Behind that grand slam, the Yankees scored 11 in Game 4 to keep the lights on in the Bronx for one more day — and with it, provide that collective sigh of relief from both inside the clubhouse and out.
“I feel like it really just takes one big swing, and I feel like that was Volpe’s big swing there,” catcher Austin Wells, who hit a solo home run in the sixth inning of the 11-4 Yankees win, said. “It allowed everyone to just take a deep breath and have fun. I think also the situation we were in, I think that we just kind of needed to say screw it and go after it and have fun because some guys may never come back to the World Series again. We were enjoying the game, and I think that allowed us to play a lot looser.”
The Yankee Stadium crowd, which had been muzzled for the majority of the previous 24 hours after a 4-2 loss in Game 3 on Monday, was finally able to let loose.

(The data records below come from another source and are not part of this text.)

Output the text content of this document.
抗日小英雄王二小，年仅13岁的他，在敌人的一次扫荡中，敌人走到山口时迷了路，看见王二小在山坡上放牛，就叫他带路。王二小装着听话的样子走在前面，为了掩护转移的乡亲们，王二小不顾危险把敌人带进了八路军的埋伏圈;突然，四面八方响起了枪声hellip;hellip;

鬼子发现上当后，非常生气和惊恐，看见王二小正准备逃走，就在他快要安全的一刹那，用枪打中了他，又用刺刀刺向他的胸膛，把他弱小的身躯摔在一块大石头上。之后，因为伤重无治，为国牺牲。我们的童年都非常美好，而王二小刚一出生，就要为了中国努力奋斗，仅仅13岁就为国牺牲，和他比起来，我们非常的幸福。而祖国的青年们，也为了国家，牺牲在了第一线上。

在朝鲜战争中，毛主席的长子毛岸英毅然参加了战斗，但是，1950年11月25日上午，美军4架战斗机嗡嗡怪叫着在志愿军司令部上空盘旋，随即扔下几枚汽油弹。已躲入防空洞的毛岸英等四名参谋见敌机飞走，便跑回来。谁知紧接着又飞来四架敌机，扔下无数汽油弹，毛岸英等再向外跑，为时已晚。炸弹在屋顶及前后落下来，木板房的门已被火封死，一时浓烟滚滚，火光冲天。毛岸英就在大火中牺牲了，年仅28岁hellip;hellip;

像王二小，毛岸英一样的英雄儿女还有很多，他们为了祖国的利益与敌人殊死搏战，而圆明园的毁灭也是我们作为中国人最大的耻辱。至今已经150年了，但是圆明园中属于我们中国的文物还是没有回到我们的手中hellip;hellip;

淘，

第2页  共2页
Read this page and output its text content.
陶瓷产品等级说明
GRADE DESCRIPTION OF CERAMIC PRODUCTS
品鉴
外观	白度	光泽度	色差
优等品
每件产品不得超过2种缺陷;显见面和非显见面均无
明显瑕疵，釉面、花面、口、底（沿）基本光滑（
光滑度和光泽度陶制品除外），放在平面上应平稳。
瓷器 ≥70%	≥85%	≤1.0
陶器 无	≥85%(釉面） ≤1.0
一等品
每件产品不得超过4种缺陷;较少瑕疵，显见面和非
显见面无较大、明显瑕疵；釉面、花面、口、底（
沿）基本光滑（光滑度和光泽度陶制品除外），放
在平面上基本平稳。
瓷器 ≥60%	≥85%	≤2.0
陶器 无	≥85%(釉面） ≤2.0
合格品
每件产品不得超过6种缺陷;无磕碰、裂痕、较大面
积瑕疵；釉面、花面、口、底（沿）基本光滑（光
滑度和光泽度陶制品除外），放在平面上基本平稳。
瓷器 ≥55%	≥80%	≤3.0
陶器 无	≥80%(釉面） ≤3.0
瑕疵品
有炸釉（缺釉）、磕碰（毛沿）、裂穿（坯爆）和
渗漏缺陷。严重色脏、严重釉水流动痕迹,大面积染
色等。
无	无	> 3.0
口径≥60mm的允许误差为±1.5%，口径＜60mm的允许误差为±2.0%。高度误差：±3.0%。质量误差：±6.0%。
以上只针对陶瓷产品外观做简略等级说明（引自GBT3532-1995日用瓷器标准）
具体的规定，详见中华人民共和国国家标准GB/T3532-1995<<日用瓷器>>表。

“When Anthony hits that ball, it was fun to see Yankee Stadium erupt,” Yankees manager Aaron Boone said. “It’s like they’ve been waiting for 48 hours to do that. Then just the way the game went on and on, it was just the energy, the noise, the excitement. It was a Yankee Stadium World Series game.”
Volpe went 2-for-3 in Game 4, adding a double to his grand slam to help extend the season of his boyhood team. Now a well-documented factoid, he was at Yankees’ championship parade 15 years ago.
A miracle will be needed to end that drought — no team has come back from a 3-0 deficit at the World Series — but a lifelong fan from New Jersey getting to hit a grand slam at the Fall Classic will be near the top of his career accomplishments when everything is said and done.
For now, though, he and the Yankees are just trying to chip away.
“Hopefully, when we win the World Series and I’m with family, we can all reflect on everything,” Volpe said.
He did take a moment to reflect on having a big night for the team he has loved since childhood and then spending some time with Jeter, who is working the Series as an analyst and spoke with him afterward.
“It was my dream, but it was all my friends’ dreams, all my cousins’ dreams, probably my sister’s dream, too,” Volpe joked. “But winning the World Series was first and foremost by far. Nothing else compares. So still got a lot of work to do.”